The "Nile Valley Express" train ride from Wadi Halfa to Khartoum was thirty very long, hot dirty hours. I believe the train cars had seen no maintenance since Lord Kitchener's day. The glass was gone from all the windows, and in fact, once the train was loaded to capacity and way beyond, the only way in or out of the train car was through the open windows. The night air was quite refreshing. However, once the sun rose, that air was anything but cool and towards the middle of the afternoon we traveled for several hours through a huge sand storm. We were literally sweating "mud" when we arrived in Khartoum. The replacement free-floating axle shafts were ordered from the United States, via a telephone call to my mother, bless her soul, and mailed to the US Embassy in care of a very understanding American official who did not mind stretching the rules a bit.
Loren was concerned about the Sand Ship Discovery being left all alone, so after purchasing a six week supply of rice, beans, oatmeal, and powdered milk, he returned to the Jeep, via Wadi Halfa to await my return. Loren's return trip was a fifty-two hour ordeal on the "flying camel" (The Nile Valley Express) that was spent on a flat car exposed to the merciless sun. He had to stand for the first 12 hours because the car was so packed with humanity.
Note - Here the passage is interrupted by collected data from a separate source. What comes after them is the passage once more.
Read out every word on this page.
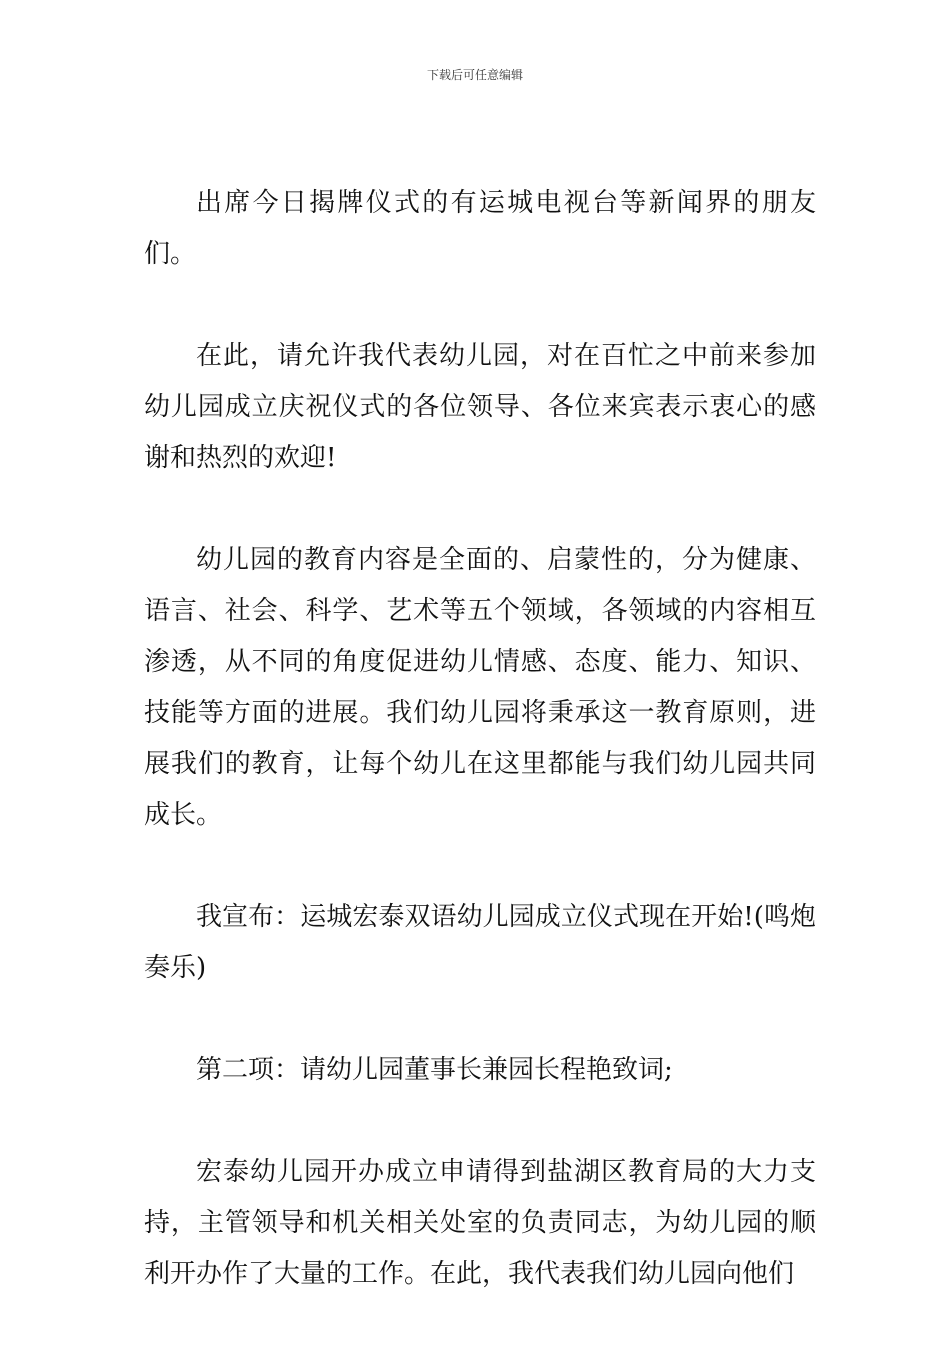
下载后可任意编辑

出席今日揭牌仪式的有运城电视台等新闻界的朋友们。

在此，请允许我代表幼儿园，对在百忙之中前来参加幼儿园成立庆祝仪式的各位领导、各位来宾表示衷心的感谢和热烈的欢迎!

幼儿园的教育内容是全面的、启蒙性的，分为健康、语言、社会、科学、艺术等五个领域，各领域的内容相互渗透，从不同的角度促进幼儿情感、态度、能力、知识、技能等方面的进展。我们幼儿园将秉承这一教育原则，进展我们的教育，让每个幼儿在这里都能与我们幼儿园共同成长。

我宣布：运城宏泰双语幼儿园成立仪式现在开始!(鸣炮奏乐)

第二项：请幼儿园董事长兼园长程艳致词;

宏泰幼儿园开办成立申请得到盐湖区教育局的大力支持，主管领导和机关相关处室的负责同志，为幼儿园的顺利开办作了大量的工作。在此，我代表我们幼儿园向他们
I remained in Khartoum staying with a wonderful American family we'd first met when we arrived in the city in early June. The axle shafts, Loren had ordered both a right and left, arrived in unbelievably short order; eleven days after my mother posted them I had them in my hands! HOWEVER....
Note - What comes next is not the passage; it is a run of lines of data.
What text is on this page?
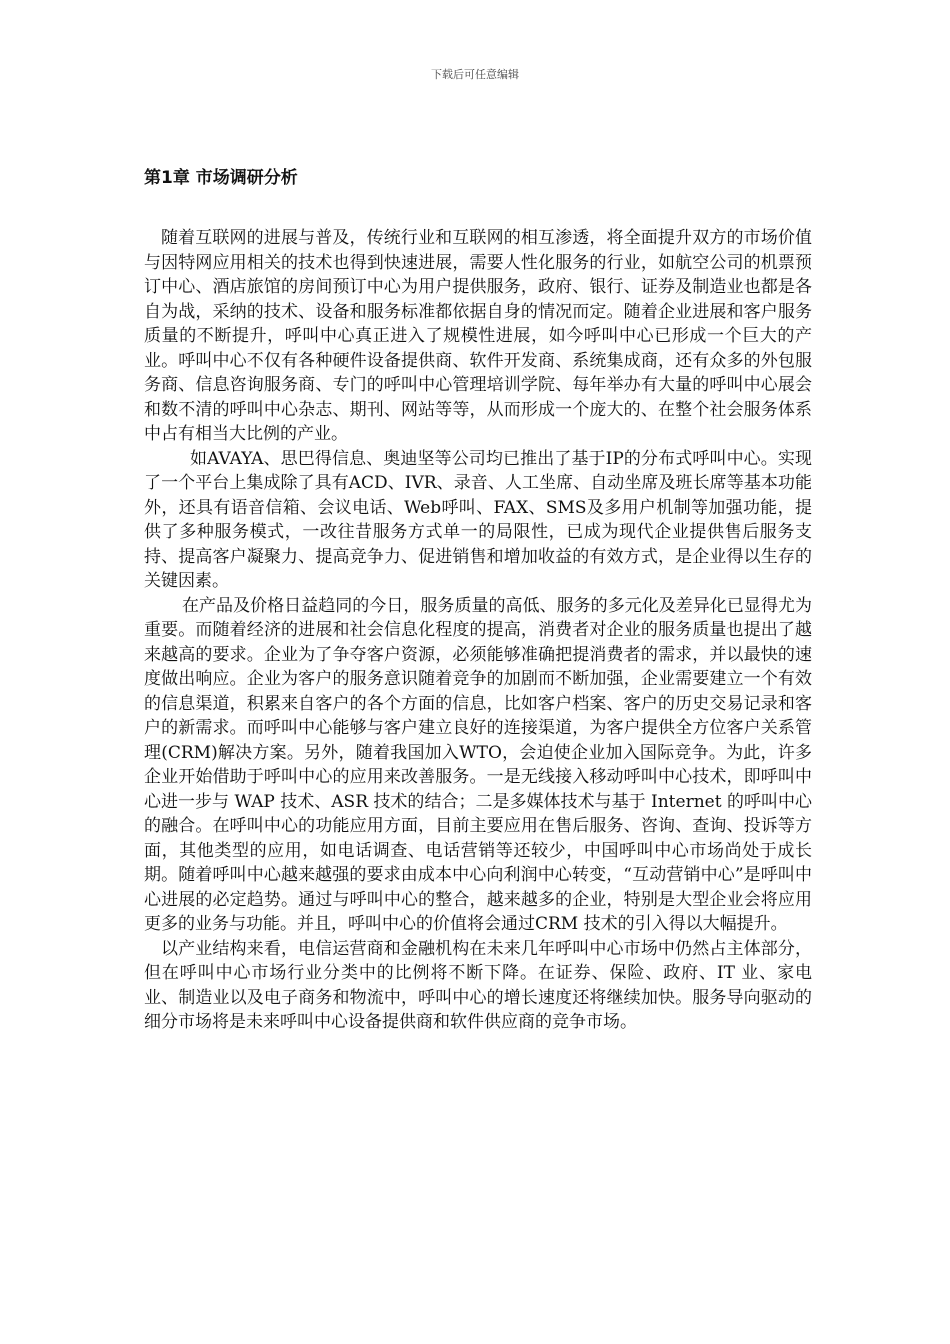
下载后可任意编辑
第1章 市场调研分析

随着互联网的进展与普及，传统行业和互联网的相互渗透，将全面提升双方的市场价值与因特网应用相关的技术也得到快速进展，需要人性化服务的行业，如航空公司的机票预订中心、酒店旅馆的房间预订中心为用户提供服务，政府、银行、证券及制造业也都是各自为战，采纳的技术、设备和服务标准都依据自身的情况而定。随着企业进展和客户服务质量的不断提升，呼叫中心真正进入了规模性进展，如今呼叫中心已形成一个巨大的产业。呼叫中心不仅有各种硬件设备提供商、软件开发商、系统集成商，还有众多的外包服务商、信息咨询服务商、专门的呼叫中心管理培训学院、每年举办有大量的呼叫中心展会和数不清的呼叫中心杂志、期刊、网站等等，从而形成一个庞大的、在整个社会服务体系中占有相当大比例的产业。

如AVAYA、思巴得信息、奥迪坚等公司均已推出了基于IP的分布式呼叫中心。实现了一个平台上集成除了具有ACD、IVR、录音、人工坐席、自动坐席及班长席等基本功能外，还具有语音信箱、会议电话、Web呼叫、FAX、SMS及多用户机制等加强功能，提供了多种服务模式，一改往昔服务方式单一的局限性，已成为现代企业提供售后服务支持、提高客户凝聚力、提高竞争力、促进销售和增加收益的有效方式，是企业得以生存的关键因素。

在产品及价格日益趋同的今日，服务质量的高低、服务的多元化及差异化已显得尤为重要。而随着经济的进展和社会信息化程度的提高，消费者对企业的服务质量也提出了越来越高的要求。企业为了争夺客户资源，必须能够准确把提消费者的需求，并以最快的速度做出响应。企业为客户的服务意识随着竞争的加剧而不断加强，企业需要建立一个有效的信息渠道，积累来自客户的各个方面的信息，比如客户档案、客户的历史交易记录和客户的新需求。而呼叫中心能够与客户建立良好的连接渠道，为客户提供全方位客户关系管理(CRM)解决方案。另外，随着我国加入WTO，会迫使企业加入国际竞争。为此，许多企业开始借助于呼叫中心的应用来改善服务。一是无线接入移动呼叫中心技术，即呼叫中心进一步与 WAP 技术、ASR 技术的结合；二是多媒体技术与基于 Internet 的呼叫中心的融合。在呼叫中心的功能应用方面，目前主要应用在售后服务、咨询、查询、投诉等方面，其他类型的应用，如电话调查、电话营销等还较少，中国呼叫中心市场尚处于成长期。随着呼叫中心越来越强的要求由成本中心向利润中心转变，“互动营销中心”是呼叫中心进展的必定趋势。通过与呼叫中心的整合，越来越多的企业，特别是大型企业会将应用更多的业务与功能。并且，呼叫中心的价值将会通过CRM 技术的引入得以大幅提升。

以产业结构来看，电信运营商和金融机构在未来几年呼叫中心市场中仍然占主体部分，但在呼叫中心市场行业分类中的比例将不断下降。在证券、保险、政府、IT 业、家电业、制造业以及电子商务和物流中，呼叫中心的增长速度还将继续加快。服务导向驱动的细分市场将是未来呼叫中心设备提供商和软件供应商的竞争市场。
Khartoum sits at the confluence of the White Nile and the Blue Nile. Exceptionally heavy rains in the mountains of Ethiopia (source of the Blue Nile) and in the southern part of Sudan (the White Nile flows through this area); along with what little rain fell in Khartoum, produced catastrophic results. Khartoum was cut off from the rest of the country. The railroad tracks were washed away; what "roads" existed no longer did, and all domestic flights were canceled. I was stuck in Khartoum. I was sure that Loren and the Jeep were above the flood waters of the Nile, but I had no way to inform him as to the cause of my delay. I knew his food supply was dwindling, by now he'd been back at Broken Axle Camp for some 40 days. I talked to everyone I could think of, and even asked for information about camel caravans going north! After a couple of weeks of talking with charter airlines, Sudanese government officials, friends, and some of the relief agencies, I made contact with the United Nations Development Program (UNDP) in Khartoum. This organization had the monumental task of coordinating all the relief agencies' efforts. The Belgium Air Force had just loaned UNDP the use of a Lockheed C130 Hercules for transporting relief supplies to the northern villages, the ones hardest hit by the flooding Nile. The Hercules was flying to Wadi Halfa the following morning and it was arranged for me to be on board.
Upon arriving in Wadi Halfa I was taken under the wing of the Shell Oil agent, Mr. Murbarak. Along with the entire village he was well aware of the situation involving the Jeep. He took me to his family home for the night and helped me arrange for a boat to take me up the swollen Nile River the following day. It was a long six hour struggle up the Nile, whose waters were the color and consistency of a thick chocolate milk shake.
Loren was able to replace the broken axle shaft in fifteen minutes. Since the axle is of the free-floating design, he did not even have to jack the Jeep up or remove the tire. For this minor, fifteen minute repair, we were "down" for a total of 70 days!
Four and half hours and 36 miles after leaving Broken Axle Camp we were on the rumored tarred road in Egypt, it was a good feeling! We had traveled some 8000 miles through the heart of the Dark Continent, nearly half of which was done in four wheel drive.